Amherst College Releases Review Of Sexual Violence Policies In Reaction To Angie Epifano Op-Ed

Amherst Investigation Finds Failure In Response To Sexual Violence

Amherst College failed to provide adequate support to student victims of sexual violence, according to the findings of an investigation released Wednesday.

The report concluded Amherst must change how it responds to reports of sexual violence on campus, recommending the school improve coordination between its counseling center, health center and its dean of students office. The report also recommended that the college better publicize resources devoted to sexual assault victims. This way, the report said, victims know where to turn and how to take action against assailants.

Amherst President Biddy Martin established a task force, which authored the report, in the wake of Angie Epifano's op-ed in October, where she detailed the hostile environment she encountered from college officials after she reported her sexual assault. Epifano said she was raped in a campus dorm her freshmen year, and after struggling to find support at the school, she dropped out after her sophomore year in July 2012.

Gina Smith, an attorney assisting Amherst's reform effort, said Epifano did provide a credible account of her experience, and the college failed to respond properly, according to an email Martin sent to faculty and students.

"Based on her careful review, Ms. Smith concludes that, in this case, the college failed to follow policy and procedure in a way that would have provided a prompt and integrated response to Ms. Epifano's report," Martin wrote.

The report said Amherst did not sweep the problem of sexual violence "under the rug," but did admit shortcomings.

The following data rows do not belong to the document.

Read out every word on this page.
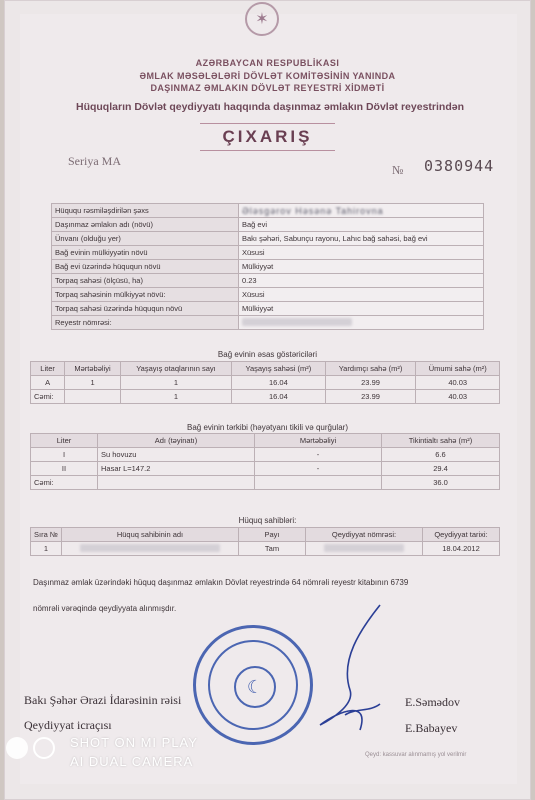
✶
AZƏRBAYCAN RESPUBLİKASI
ƏMLAK MƏSƏLƏLƏRİ DÖVLƏT KOMİTƏSİNİN YANINDA
DAŞINMAZ ƏMLAKIN DÖVLƏT REYESTRİ XİDMƏTİ
Hüquqların Dövlət qeydiyyatı haqqında daşınmaz əmlakın Dövlət reyestrindən
ÇIXARIŞ
Seriya MA
№ 0380944
Hüququ rəsmiləşdirilən şəxs	Ələsgərov Həsənə Tahirovna
Daşınmaz əmlakın adı (növü)	Bağ evi
Ünvanı (olduğu yer)	Bakı şəhəri, Sabunçu rayonu, Lahıc bağ sahəsi, bağ evi
Bağ evinin mülkiyyətin növü	Xüsusi
Bağ evi üzərində hüququn növü	Mülkiyyət
Torpaq sahəsi (ölçüsü, ha)	0.23
Torpaq sahəsinin mülkiyyət növü:	Xüsusi
Torpaq sahəsi üzərində hüququn növü	Mülkiyyət
Reyestr nömrəsi:	
Bağ evinin əsas göstəriciləri
Liter	Mərtəbəliyi	Yaşayış otaqlarının sayı	Yaşayış sahəsi (m²)	Yardımçı sahə (m²)	Ümumi sahə (m²)
A	1	1	16.04	23.99	40.03
Cəmi:		1	16.04	23.99	40.03
Bağ evinin tərkibi (həyətyanı tikili və qurğular)
Liter	Adı (təyinatı)	Mərtəbəliyi	Tikintialtı sahə (m²)
I	Su hovuzu	-	6.6
II	Hasar L=147.2	-	29.4
Cəmi:			36.0
Hüquq sahibləri:
Sıra №	Hüquq sahibinin adı	Payı	Qeydiyyat nömrəsi:	Qeydiyyat tarixi:
1		Tam		18.04.2012
Daşınmaz əmlak üzərindəki hüquq daşınmaz əmlakın Dövlət reyestrində 64 nömrəli reyestr kitabının 6739
nömrəli vərəqində qeydiyyata alınmışdır.
☾
Bakı Şəhər Ərazi İdarəsinin rəisi	E.Səmədov
Qeydiyyat icraçısı	E.Babayev
Qeyd: kassuvar alınmamış yol verilmir
SHOT ON MI PLAY
AI DUAL CAMERA
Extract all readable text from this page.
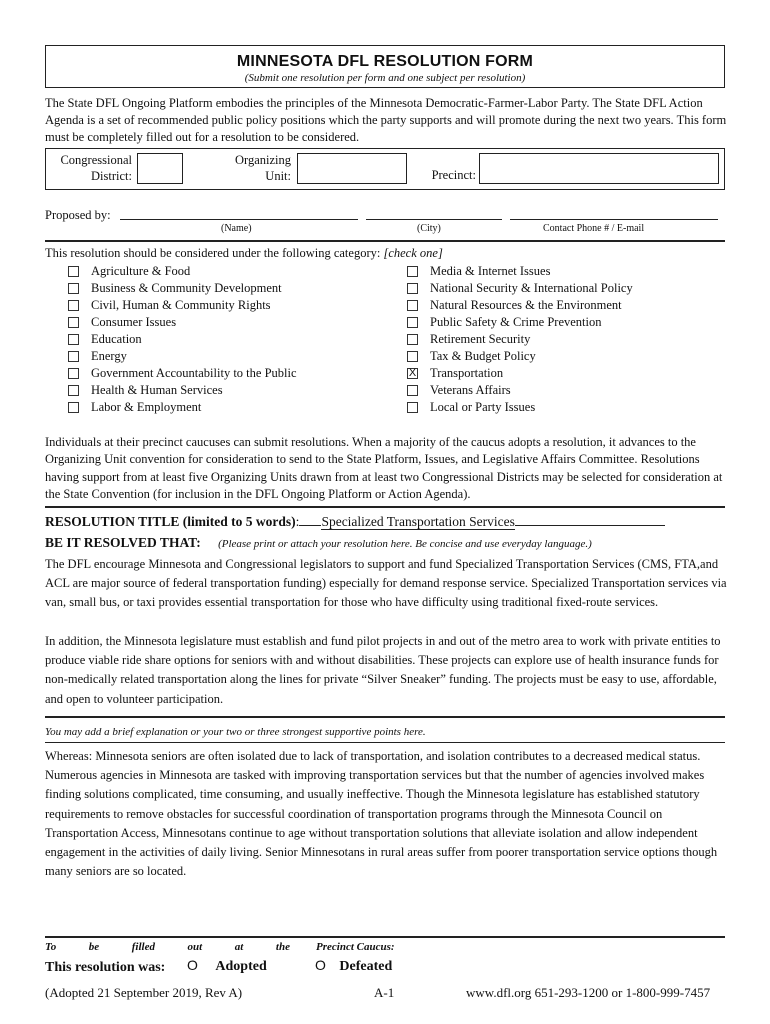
MINNESOTA DFL RESOLUTION FORM
(Submit one resolution per form and one subject per resolution)
The State DFL Ongoing Platform embodies the principles of the Minnesota Democratic-Farmer-Labor Party. The State DFL Action Agenda is a set of recommended public policy positions which the party supports and will promote during the next two years. This form must be completely filled out for a resolution to be considered.
Congressional
District:
Organizing
Unit:	Precinct:
Proposed by:
(Name)	(City)	Contact Phone # / E-mail
This resolution should be considered under the following category: [check one]
Agriculture & Food
Business & Community Development
Civil, Human & Community Rights
Consumer Issues
Education
Energy
Government Accountability to the Public
Health & Human Services
Labor & Employment
Media & Internet Issues
National Security & International Policy
Natural Resources & the Environment
Public Safety & Crime Prevention
Retirement Security
Tax & Budget Policy
X Transportation
Veterans Affairs
Local or Party Issues
Individuals at their precinct caucuses can submit resolutions. When a majority of the caucus adopts a resolution, it advances to the Organizing Unit convention for consideration to send to the State Platform, Issues, and Legislative Affairs Committee. Resolutions having support from at least five Organizing Units drawn from at least two Congressional Districts may be selected for consideration at the State Convention (for inclusion in the DFL Ongoing Platform or Action Agenda).
RESOLUTION TITLE (limited to 5 words): Specialized Transportation Services
BE IT RESOLVED THAT: (Please print or attach your resolution here. Be concise and use everyday language.)
The DFL encourage Minnesota and Congressional legislators to support and fund Specialized Transportation Services (CMS, FTA,and ACL are major source of federal transportation funding) especially for demand response service. Specialized Transportation services via van, small bus, or taxi provides essential transportation for those who have difficulty using traditional fixed-route services.
In addition, the Minnesota legislature must establish and fund pilot projects in and out of the metro area to work with private entities to produce viable ride share options for seniors with and without disabilities. These projects can explore use of health insurance funds for non-medically related transportation along the lines for private “Silver Sneaker” funding. The projects must be easy to use, affordable, and open to volunteer participation.
You may add a brief explanation or your two or three strongest supportive points here.
Whereas: Minnesota seniors are often isolated due to lack of transportation, and isolation contributes to a decreased medical status. Numerous agencies in Minnesota are tasked with improving transportation services but that the number of agencies involved makes finding solutions complicated, time consuming, and usually ineffective. Though the Minnesota legislature has established statutory requirements to remove obstacles for successful coordination of transportation programs through the Minnesota Council on Transportation Access, Minnesotans continue to age without transportation solutions that alleviate isolation and allow independent engagement in the activities of daily living. Senior Minnesotans in rural areas suffer from poorer transportation service options though many seniors are so located.
To	be	filled	out	at	the Precinct Caucus:
This resolution was: O Adopted	O Defeated
(Adopted 21 September 2019, Rev A)	A-1	www.dfl.org 651-293-1200 or 1-800-999-7457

Emergency services were poorly-coordinated, mental health and other support services were unreliable and some personnel were poorly trained in how to handle sexual assaults, according to the report.

The report also attempted to assess Amherst's social scene and how it relates to sexual assault. The committee said first-year female students are most likely fall victim to sexual assault, and said hazing like peer pressure from upperclassmen promoted heavy alcohol consumption and other risky behaviors.

The Board of Trustees said in a statement it expects "recommendations will be considered immediately," and promised to implement reforms swiftly.

Martin said Amherst has already made improvements to its immediate response to reported sexual misconduct and assault.
Martin said she will join Women’s and Gender Studies professor Margaret Hunt, who chaired the task force, and other members of the Special Oversight Committee on Feb. 5 to answer questions from Amherst students about the review and reforms to be implemented.